I attended Church confirmation when I was 13 years old. . We studied every Sunday in a hangout room filled with old recliners and couches. Some of the fellow students were past friends from Sunday school who I was already moving away from ‘knowing,’ having found my own hobbies and interests at the start of being a teenager. Youth Groups were gaining in popularity but hadn’t yet become my final straw in wanting to practice religion with other people ever again. I don’t remember much about what we talked about in those days, probably because I was busy reading the various bibles instead of participating in discussion (the one time I did, I got in trouble for suggesting evolution was compatible with God). One of the bibles I’d read was an annotated edition with ‘true stories’ to convey the lessons of the text. They were corny, but I enjoyed them more than talking to the other students.

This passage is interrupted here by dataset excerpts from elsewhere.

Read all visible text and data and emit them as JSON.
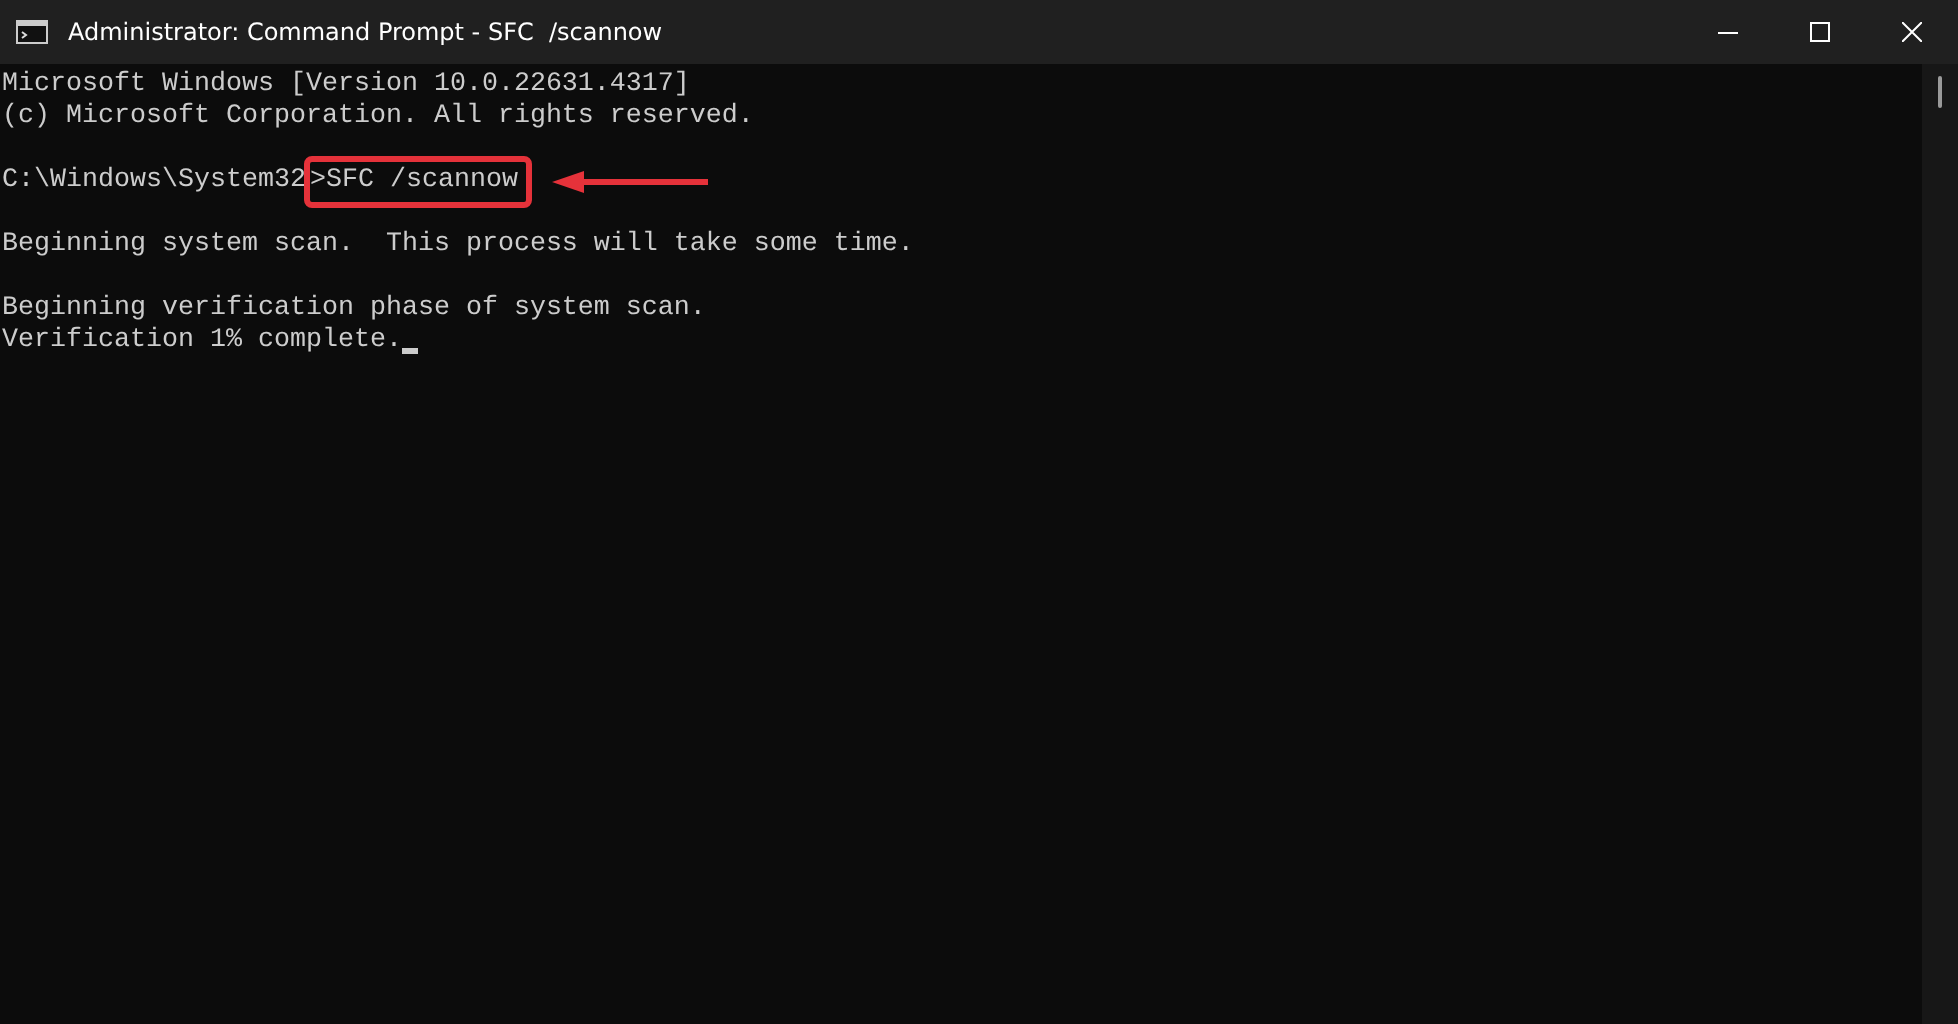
{
  "window": {
    "title": "Administrator: Command Prompt - SFC  /scannow"
  },
  "console": {
    "lines": [
      {
        "kind": "output",
        "text": "Microsoft Windows [Version 10.0.22631.4317]"
      },
      {
        "kind": "output",
        "text": "(c) Microsoft Corporation. All rights reserved."
      },
      {
        "kind": "blank"
      },
      {
        "kind": "prompt",
        "prompt": "C:\\Windows\\System32",
        "command": ">SFC /scannow",
        "highlighted": true
      },
      {
        "kind": "blank"
      },
      {
        "kind": "output",
        "text": "Beginning system scan.  This process will take some time."
      },
      {
        "kind": "blank"
      },
      {
        "kind": "output",
        "text": "Beginning verification phase of system scan."
      },
      {
        "kind": "output",
        "text": "Verification 1% complete.",
        "cursor": true
      }
    ]
  }
}
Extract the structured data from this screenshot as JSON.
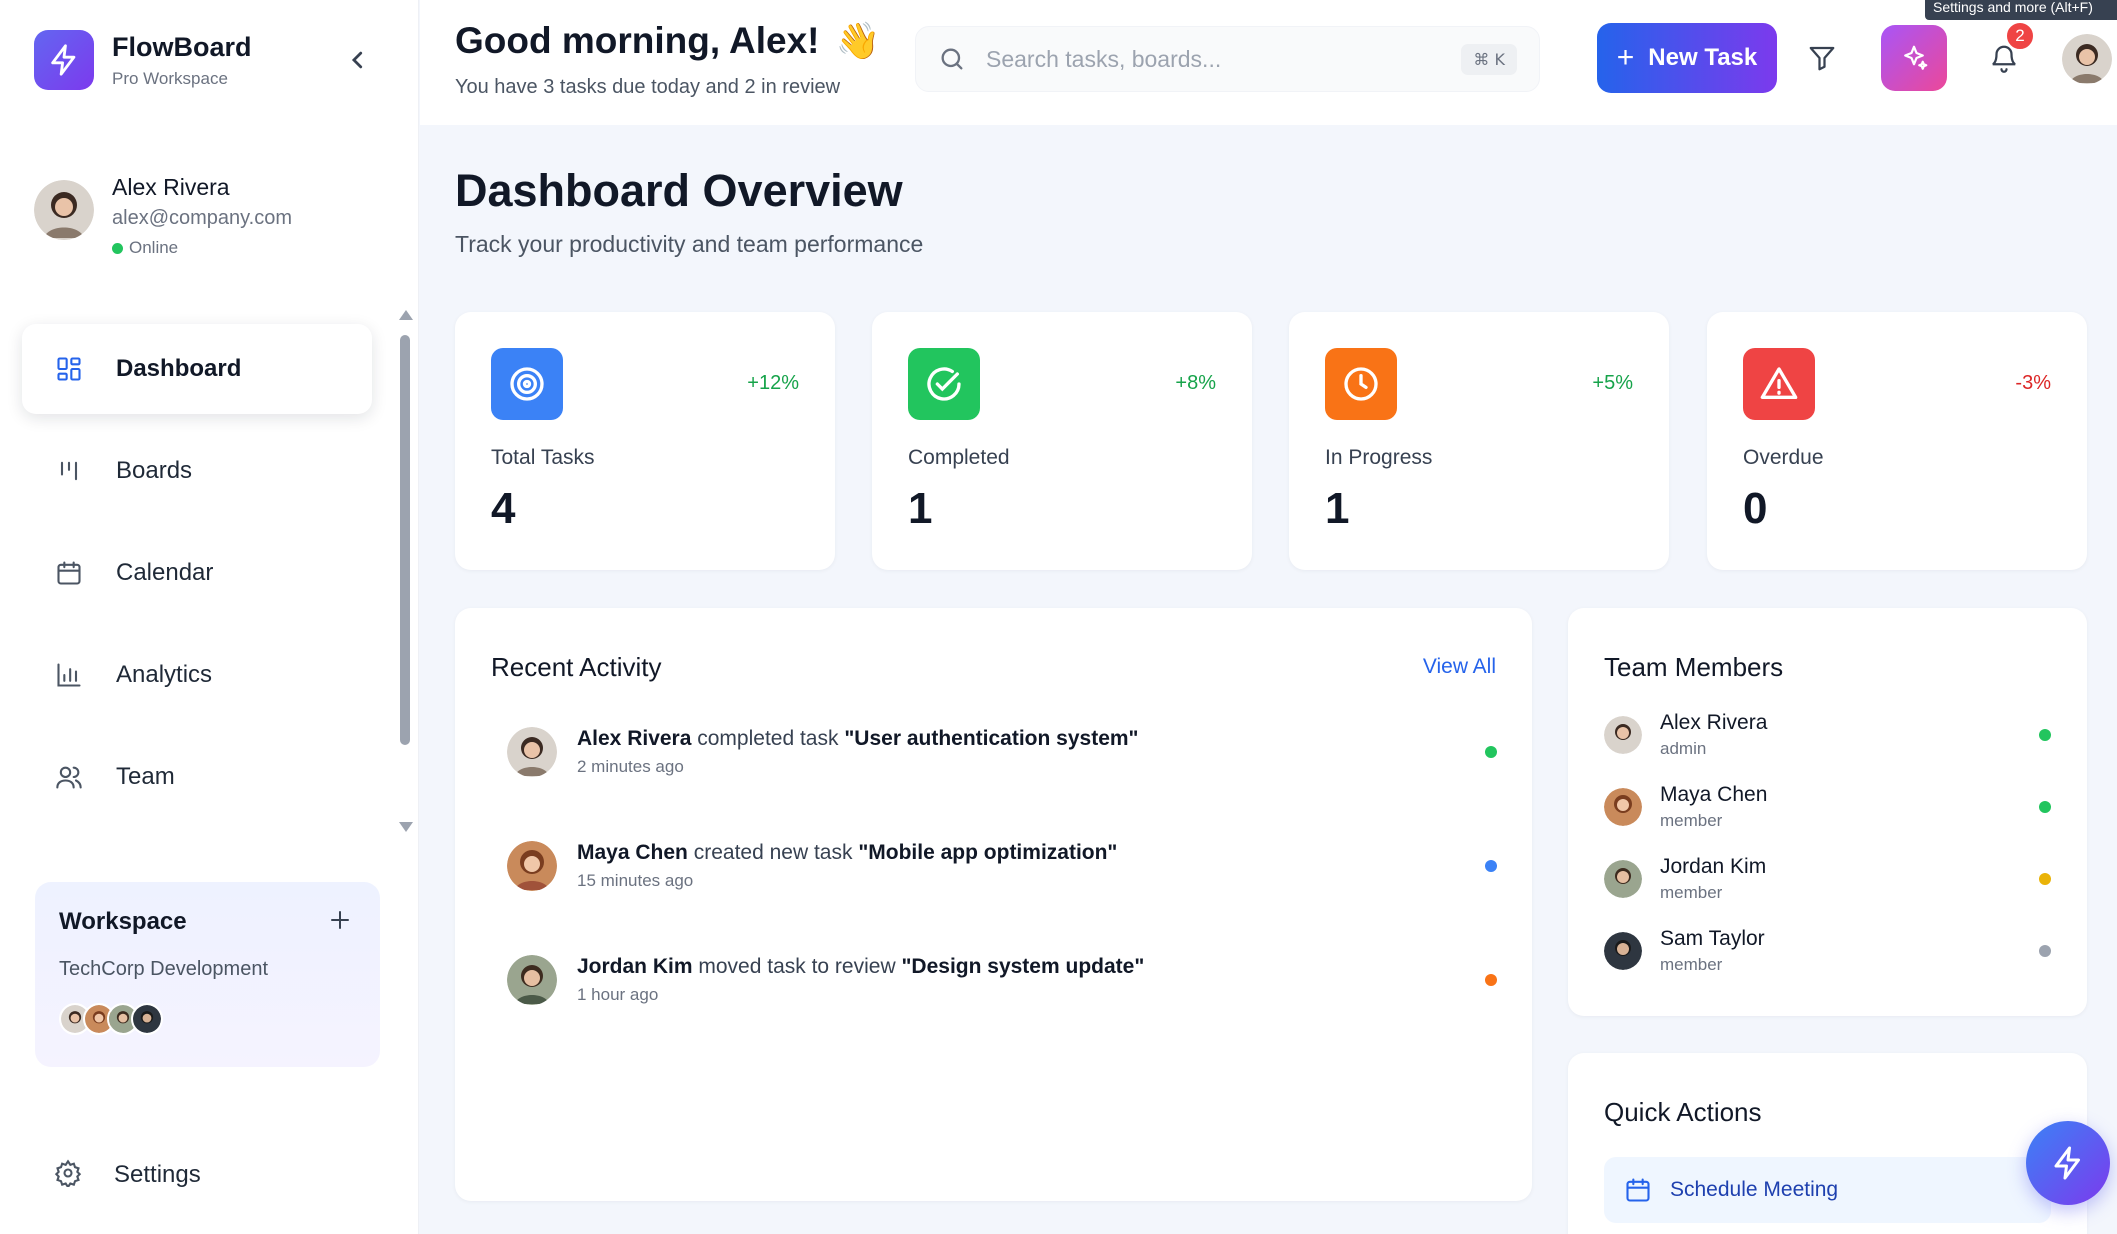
{
  "brand": {
    "name": "FlowBoard",
    "subtitle": "Pro Workspace"
  },
  "profile": {
    "name": "Alex Rivera",
    "email": "alex@company.com",
    "status": "Online"
  },
  "sidebar": {
    "items": [
      {
        "label": "Dashboard",
        "icon": "grid-icon",
        "active": true
      },
      {
        "label": "Boards",
        "icon": "kanban-icon"
      },
      {
        "label": "Calendar",
        "icon": "calendar-icon"
      },
      {
        "label": "Analytics",
        "icon": "bar-chart-icon"
      },
      {
        "label": "Team",
        "icon": "users-icon"
      }
    ],
    "settings_label": "Settings"
  },
  "workspace": {
    "title": "Workspace",
    "name": "TechCorp Development"
  },
  "header": {
    "greeting": "Good morning, Alex!",
    "wave": "👋",
    "subtext": "You have 3 tasks due today and 2 in review",
    "search_placeholder": "Search tasks, boards...",
    "shortcut": "⌘ K",
    "new_task_label": "New Task",
    "notification_count": "2",
    "tooltip": "Settings and more (Alt+F)"
  },
  "page": {
    "title": "Dashboard Overview",
    "subtitle": "Track your productivity and team performance"
  },
  "stats": [
    {
      "label": "Total Tasks",
      "value": "4",
      "change": "+12%",
      "color": "#3b82f6",
      "change_color": "#16a34a",
      "icon": "target-icon"
    },
    {
      "label": "Completed",
      "value": "1",
      "change": "+8%",
      "color": "#22c55e",
      "change_color": "#16a34a",
      "icon": "check-circle-icon"
    },
    {
      "label": "In Progress",
      "value": "1",
      "change": "+5%",
      "color": "#f97316",
      "change_color": "#16a34a",
      "icon": "clock-icon"
    },
    {
      "label": "Overdue",
      "value": "0",
      "change": "-3%",
      "color": "#ef4444",
      "change_color": "#dc2626",
      "icon": "alert-triangle-icon"
    }
  ],
  "activity": {
    "title": "Recent Activity",
    "view_all": "View All",
    "items": [
      {
        "user": "Alex Rivera",
        "action": "completed task",
        "task": "\"User authentication system\"",
        "time": "2 minutes ago",
        "dot": "#22c55e"
      },
      {
        "user": "Maya Chen",
        "action": "created new task",
        "task": "\"Mobile app optimization\"",
        "time": "15 minutes ago",
        "dot": "#3b82f6"
      },
      {
        "user": "Jordan Kim",
        "action": "moved task to review",
        "task": "\"Design system update\"",
        "time": "1 hour ago",
        "dot": "#f97316"
      }
    ]
  },
  "team": {
    "title": "Team Members",
    "members": [
      {
        "name": "Alex Rivera",
        "role": "admin",
        "status": "#22c55e"
      },
      {
        "name": "Maya Chen",
        "role": "member",
        "status": "#22c55e"
      },
      {
        "name": "Jordan Kim",
        "role": "member",
        "status": "#eab308"
      },
      {
        "name": "Sam Taylor",
        "role": "member",
        "status": "#9ca3af"
      }
    ]
  },
  "quick_actions": {
    "title": "Quick Actions",
    "items": [
      {
        "label": "Schedule Meeting"
      }
    ]
  }
}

Which isn’t to say I found much to value in those stories, but they were as over-the-top and silly as they were preachy. “So and so has a bad day at work, yells at his friend, and then realizes he was wrong because Jesus,” or, “So and so shot someone in the face but repented in jail, because of Jesus.” In the ensuing two decades or so, a cottage industry built around telling these types of stories pumps out Christian Fiction films consistently. I reviewed Assassins 33 A.D. (aka Resurrection Time Conspiracy) last year – it made my Top 10 – because its decision to pit a team of atheist time-traveling assassins versus Christ himself was both hilarious and a funny pathway to the standard Christian movie pablum. Most Christian movies fall into the trap of being too cute. Too preachy. Too lame.
Tulsa, which is directed by, written by, and starring Scott Pryor, is pretty cute, preachy, and lame. Tommy (Pryor) is a burnout biker whose life is turned upside-down when the precocious and devoutly Christian orphan, Tulsa (Livi Birch), is foisted on him by a social worker because she may be his long-lost daughter. Soon she’s pouring out his alcohol, while he’s adorably threatening bodily harm to the little girls who bully her at school. She changes him; he changes her; tragedy strikes; etc, etc, etc.
On the bright side, Livi Birch does a nice job! She has some funny lines, like when she tells Tommy that her late mother said “dancing leads to fornication,” in relation to a Daddy-daughter dance at school.
I didn’t learn much from being in confirmation class, but I did come away with an overriding sense that it’s not good form to be unkind. Writing at length about Tulsa feels unkind to Pryor, who clearly put a lot of love and effort into it. He’s not a particularly great actor, but he’s an adequate director. I have nothing nice to say about it, but I have very little mean to say about it, either. Frankly, it’s hard to find much to say about it. The Christian messaging gives it an identity and a future at faith-based film festivals, but I can’t imagine watching it in any other context. At two hours it’s just too long, too thin. If it was one of the books piled in my Sunday school room, I’d have put it down and struck up a conversation instead.